Nothing interesting is really viewable or even extrapolatable from the smallest of truths or fundamentals. Thats why many predictions of string theory need higher energies to be tested. The smaller you delve, the higher energy needed.
In any case, I realized that evolution itself has been fueled by orders of magnitude. Symmetries of matter and energy, planets stars and solar systems...same magnitudes required.
Even the best silicon isnt going to have 10^20 transistors on it. We would have to somehow go analog..use chemicals or matter in a way that didnt require slow refining and construction. Chemical based computing....
Now about ML and AI, same issue is present. Brains have 100 billion neurons. The best GPUs have maybe 5000 cores.
The only way forward is to maximize what each core does - as much as possible.
I learned this with the cellular automatas. Black and White 2-state automatas are neat but are a huge waste of processing power. They hold little information. Better is integers. Even better is floats. Why stop there though? Lets use complex numbers.
https://github.com/churchofthought/HexagonalComplexAutomata
Magnitude is against carefully crafted silicon. If we want to achieve what magnitude can, with silicon, we need to make sure our fundamental neuron units arent unnecessarily sparse. Magnitudes can afford to use simple units. Silicon cant. 5000 maybe 100000 cores when advances in fab accelerate. But still not 100 billion. Still needs to use the advanced abilities of the cores to their full extent. A neuron cannot compute any universal function...but a gpu core can.
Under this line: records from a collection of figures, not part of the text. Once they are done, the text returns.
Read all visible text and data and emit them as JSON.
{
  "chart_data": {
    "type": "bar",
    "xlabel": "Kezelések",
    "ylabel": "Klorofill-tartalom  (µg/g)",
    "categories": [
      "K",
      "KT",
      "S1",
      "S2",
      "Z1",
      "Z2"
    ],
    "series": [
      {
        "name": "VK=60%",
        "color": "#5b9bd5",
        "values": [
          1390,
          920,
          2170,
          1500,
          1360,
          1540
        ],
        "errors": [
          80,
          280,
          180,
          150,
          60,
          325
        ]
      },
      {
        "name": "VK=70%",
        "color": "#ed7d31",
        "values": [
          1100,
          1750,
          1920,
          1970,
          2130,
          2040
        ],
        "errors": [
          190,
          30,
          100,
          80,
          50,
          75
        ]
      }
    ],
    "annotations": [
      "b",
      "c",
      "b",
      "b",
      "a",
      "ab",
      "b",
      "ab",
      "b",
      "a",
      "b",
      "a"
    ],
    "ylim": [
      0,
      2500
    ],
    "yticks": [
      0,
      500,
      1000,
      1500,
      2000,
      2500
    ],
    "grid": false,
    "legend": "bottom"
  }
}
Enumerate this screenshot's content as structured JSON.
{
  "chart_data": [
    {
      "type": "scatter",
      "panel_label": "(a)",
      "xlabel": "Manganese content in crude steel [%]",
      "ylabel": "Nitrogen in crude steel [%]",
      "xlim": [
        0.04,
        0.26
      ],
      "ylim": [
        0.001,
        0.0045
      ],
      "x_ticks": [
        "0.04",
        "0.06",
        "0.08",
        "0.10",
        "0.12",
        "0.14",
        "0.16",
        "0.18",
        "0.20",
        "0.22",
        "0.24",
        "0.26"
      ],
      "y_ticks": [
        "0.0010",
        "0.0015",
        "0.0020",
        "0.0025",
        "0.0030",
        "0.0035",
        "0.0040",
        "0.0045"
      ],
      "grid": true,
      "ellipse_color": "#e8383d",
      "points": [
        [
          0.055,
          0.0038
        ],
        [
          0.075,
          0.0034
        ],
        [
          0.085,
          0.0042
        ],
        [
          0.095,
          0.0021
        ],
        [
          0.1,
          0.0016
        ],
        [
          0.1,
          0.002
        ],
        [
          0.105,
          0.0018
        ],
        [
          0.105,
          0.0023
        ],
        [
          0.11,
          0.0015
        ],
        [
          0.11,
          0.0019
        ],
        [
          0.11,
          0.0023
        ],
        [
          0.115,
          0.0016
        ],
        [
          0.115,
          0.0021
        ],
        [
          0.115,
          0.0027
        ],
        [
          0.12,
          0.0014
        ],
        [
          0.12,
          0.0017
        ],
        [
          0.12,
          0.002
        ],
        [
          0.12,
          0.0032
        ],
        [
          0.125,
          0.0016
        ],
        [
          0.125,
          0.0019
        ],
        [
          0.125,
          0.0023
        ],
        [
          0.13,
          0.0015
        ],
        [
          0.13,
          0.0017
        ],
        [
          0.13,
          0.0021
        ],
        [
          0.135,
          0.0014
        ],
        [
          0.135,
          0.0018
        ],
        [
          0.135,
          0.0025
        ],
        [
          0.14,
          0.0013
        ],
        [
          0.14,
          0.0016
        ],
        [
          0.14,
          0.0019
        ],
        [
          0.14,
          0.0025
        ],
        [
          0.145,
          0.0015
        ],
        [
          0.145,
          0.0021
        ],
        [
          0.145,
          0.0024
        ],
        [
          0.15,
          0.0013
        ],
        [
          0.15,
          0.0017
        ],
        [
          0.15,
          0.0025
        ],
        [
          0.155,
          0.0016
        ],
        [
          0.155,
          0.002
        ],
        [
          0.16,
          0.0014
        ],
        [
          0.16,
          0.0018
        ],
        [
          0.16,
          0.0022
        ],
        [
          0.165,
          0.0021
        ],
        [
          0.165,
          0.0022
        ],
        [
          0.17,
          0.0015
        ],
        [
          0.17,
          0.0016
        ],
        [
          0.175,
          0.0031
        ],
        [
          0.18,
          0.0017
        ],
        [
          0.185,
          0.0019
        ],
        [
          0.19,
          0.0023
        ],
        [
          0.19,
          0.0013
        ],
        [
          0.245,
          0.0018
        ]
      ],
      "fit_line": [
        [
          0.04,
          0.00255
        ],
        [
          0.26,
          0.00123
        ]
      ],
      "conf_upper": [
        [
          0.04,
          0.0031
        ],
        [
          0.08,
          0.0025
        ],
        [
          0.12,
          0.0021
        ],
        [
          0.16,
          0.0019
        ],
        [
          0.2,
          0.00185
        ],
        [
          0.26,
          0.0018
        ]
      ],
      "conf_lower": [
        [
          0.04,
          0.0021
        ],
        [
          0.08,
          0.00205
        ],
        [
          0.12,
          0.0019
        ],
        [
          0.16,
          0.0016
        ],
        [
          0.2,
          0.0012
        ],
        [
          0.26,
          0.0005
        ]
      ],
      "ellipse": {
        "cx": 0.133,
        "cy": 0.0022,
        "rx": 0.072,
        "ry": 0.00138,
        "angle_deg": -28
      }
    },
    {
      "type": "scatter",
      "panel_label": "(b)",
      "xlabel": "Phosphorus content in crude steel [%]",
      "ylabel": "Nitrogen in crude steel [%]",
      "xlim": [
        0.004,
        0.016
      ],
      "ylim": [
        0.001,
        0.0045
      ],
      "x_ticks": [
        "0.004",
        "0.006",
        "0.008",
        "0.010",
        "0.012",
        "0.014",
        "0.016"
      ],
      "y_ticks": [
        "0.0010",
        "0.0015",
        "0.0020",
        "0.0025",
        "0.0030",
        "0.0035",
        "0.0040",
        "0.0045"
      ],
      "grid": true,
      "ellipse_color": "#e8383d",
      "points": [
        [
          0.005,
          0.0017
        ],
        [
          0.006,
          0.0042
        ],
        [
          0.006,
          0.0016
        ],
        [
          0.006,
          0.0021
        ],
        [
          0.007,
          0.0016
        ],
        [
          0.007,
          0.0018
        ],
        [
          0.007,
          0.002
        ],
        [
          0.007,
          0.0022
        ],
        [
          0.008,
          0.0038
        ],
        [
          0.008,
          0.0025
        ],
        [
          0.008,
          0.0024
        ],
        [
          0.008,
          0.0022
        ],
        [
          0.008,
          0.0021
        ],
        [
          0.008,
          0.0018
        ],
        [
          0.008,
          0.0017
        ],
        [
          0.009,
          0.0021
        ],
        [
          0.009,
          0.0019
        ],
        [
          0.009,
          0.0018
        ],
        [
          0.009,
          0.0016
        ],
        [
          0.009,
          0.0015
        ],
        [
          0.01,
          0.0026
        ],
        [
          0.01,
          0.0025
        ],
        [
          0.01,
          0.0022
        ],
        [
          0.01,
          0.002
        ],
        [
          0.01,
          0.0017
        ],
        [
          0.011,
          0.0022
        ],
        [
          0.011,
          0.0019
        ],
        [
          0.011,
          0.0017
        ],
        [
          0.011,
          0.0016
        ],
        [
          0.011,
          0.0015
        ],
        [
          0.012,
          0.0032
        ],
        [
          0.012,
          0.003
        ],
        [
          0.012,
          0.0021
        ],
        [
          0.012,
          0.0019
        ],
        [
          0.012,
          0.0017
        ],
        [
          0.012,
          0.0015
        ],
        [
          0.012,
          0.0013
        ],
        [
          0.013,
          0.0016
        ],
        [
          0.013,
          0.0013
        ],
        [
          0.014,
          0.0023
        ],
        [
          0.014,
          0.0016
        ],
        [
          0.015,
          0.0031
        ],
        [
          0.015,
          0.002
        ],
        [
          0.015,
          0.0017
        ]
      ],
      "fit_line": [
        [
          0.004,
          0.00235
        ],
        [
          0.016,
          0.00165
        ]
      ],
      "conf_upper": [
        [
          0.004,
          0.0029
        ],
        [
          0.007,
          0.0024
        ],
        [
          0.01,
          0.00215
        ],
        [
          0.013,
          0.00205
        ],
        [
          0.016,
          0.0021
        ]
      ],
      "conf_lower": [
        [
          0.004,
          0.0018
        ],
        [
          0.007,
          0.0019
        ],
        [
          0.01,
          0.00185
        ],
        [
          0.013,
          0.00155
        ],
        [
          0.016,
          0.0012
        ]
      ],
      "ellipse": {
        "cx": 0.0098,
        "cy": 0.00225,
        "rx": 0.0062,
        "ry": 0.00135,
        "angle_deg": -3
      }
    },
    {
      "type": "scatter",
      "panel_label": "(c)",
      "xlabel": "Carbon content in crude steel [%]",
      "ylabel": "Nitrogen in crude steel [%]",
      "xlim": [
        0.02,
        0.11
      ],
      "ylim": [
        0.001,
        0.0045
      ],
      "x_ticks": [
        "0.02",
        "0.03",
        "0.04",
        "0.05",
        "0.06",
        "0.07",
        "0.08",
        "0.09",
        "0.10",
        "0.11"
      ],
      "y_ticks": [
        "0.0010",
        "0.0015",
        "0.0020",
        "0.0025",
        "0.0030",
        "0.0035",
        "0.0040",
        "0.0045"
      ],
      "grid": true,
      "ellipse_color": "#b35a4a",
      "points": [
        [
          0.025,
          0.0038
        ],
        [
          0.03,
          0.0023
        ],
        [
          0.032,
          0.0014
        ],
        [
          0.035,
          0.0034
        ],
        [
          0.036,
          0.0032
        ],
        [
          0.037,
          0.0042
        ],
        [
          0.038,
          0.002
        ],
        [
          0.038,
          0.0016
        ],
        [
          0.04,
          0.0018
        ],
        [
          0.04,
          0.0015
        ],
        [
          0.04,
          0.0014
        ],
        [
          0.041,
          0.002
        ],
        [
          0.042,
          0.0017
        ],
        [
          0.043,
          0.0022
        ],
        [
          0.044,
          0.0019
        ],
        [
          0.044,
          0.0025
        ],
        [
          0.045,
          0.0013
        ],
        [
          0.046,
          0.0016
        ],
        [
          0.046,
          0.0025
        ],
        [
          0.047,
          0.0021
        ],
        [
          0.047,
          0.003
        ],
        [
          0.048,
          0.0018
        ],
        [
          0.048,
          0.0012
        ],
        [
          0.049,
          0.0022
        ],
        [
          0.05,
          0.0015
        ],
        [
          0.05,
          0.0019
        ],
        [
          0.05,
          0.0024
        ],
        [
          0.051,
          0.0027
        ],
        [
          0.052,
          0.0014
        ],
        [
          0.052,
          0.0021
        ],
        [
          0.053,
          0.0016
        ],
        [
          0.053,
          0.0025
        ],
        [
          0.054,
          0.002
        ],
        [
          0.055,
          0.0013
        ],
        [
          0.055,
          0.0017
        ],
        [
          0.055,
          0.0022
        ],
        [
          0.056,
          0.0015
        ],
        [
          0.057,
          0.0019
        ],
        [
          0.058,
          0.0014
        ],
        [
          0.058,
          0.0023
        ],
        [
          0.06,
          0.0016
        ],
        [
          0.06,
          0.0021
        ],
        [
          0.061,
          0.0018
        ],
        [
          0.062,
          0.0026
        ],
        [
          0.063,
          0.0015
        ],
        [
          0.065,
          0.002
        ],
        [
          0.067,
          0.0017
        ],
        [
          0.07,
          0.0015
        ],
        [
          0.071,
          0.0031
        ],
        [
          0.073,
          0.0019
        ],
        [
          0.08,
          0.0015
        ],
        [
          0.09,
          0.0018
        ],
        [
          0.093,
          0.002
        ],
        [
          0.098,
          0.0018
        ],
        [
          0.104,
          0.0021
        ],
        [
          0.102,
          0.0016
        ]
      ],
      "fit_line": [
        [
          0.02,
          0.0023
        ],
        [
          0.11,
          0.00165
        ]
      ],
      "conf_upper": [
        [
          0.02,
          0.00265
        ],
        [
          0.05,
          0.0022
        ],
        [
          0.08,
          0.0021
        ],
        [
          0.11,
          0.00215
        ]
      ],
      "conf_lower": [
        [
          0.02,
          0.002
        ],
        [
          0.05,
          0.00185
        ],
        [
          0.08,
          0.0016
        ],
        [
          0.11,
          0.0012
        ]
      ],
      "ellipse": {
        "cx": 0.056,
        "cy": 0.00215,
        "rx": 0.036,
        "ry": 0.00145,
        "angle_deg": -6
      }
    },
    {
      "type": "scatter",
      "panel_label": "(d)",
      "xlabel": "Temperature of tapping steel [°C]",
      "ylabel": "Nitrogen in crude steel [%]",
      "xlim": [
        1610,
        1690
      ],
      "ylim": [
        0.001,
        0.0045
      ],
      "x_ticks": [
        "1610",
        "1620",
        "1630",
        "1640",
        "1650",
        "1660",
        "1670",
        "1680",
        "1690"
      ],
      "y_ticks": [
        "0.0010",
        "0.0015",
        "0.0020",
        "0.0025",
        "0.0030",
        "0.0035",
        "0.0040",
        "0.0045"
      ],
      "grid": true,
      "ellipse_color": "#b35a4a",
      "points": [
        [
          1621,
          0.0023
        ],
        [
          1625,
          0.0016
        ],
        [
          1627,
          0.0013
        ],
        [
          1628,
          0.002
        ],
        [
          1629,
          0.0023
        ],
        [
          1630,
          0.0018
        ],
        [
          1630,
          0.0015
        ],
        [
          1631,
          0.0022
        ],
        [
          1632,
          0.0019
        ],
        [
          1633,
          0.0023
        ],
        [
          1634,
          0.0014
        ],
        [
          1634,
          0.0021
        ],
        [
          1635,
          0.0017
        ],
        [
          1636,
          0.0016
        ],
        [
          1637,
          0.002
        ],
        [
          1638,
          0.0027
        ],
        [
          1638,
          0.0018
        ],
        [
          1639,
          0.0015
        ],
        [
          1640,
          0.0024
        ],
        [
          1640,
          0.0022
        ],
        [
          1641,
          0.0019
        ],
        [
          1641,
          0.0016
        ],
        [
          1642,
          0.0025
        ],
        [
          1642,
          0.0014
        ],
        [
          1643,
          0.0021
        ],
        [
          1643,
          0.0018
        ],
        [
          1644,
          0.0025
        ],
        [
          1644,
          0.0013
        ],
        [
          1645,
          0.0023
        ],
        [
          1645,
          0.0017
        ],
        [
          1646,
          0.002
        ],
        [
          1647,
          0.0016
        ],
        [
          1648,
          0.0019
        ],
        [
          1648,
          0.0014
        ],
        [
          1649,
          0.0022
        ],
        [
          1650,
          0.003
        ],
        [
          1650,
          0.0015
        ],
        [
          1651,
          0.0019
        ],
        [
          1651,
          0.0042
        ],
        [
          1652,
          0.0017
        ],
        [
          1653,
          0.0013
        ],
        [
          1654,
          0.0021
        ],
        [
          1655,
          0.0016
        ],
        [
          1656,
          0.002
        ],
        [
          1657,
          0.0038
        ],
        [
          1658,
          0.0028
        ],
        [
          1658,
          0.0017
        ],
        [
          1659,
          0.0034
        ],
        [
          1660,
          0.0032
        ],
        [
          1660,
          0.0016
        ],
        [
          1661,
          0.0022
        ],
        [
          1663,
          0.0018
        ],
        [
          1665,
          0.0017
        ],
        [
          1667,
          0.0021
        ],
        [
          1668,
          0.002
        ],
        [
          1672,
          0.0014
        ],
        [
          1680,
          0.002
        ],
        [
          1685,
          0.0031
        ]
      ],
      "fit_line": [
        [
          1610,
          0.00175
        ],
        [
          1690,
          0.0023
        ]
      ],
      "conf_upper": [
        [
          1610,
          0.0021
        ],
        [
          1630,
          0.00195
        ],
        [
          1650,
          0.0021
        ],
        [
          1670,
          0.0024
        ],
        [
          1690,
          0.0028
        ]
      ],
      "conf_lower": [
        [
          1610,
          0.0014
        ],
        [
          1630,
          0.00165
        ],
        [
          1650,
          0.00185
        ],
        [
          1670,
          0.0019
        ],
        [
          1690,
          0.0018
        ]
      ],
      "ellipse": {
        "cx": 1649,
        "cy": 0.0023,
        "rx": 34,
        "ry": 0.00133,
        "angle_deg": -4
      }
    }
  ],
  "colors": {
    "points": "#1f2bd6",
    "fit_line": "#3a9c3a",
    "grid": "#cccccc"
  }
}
Anyways, I am almost failing to mention that I dont believe we have anything to worry about. Unless more research is devoted to special purpose hardware (consider an i7 has 731 million transistors), the software side will have a really hard time compensating for low magnitude.
Lets see what happens. Its going to be exciting none the less. I am doing ML work myself on Boltzman networks and RNNs snd Hopfield nets. This is a promising field and its emerging at breakneck pace. Cheers!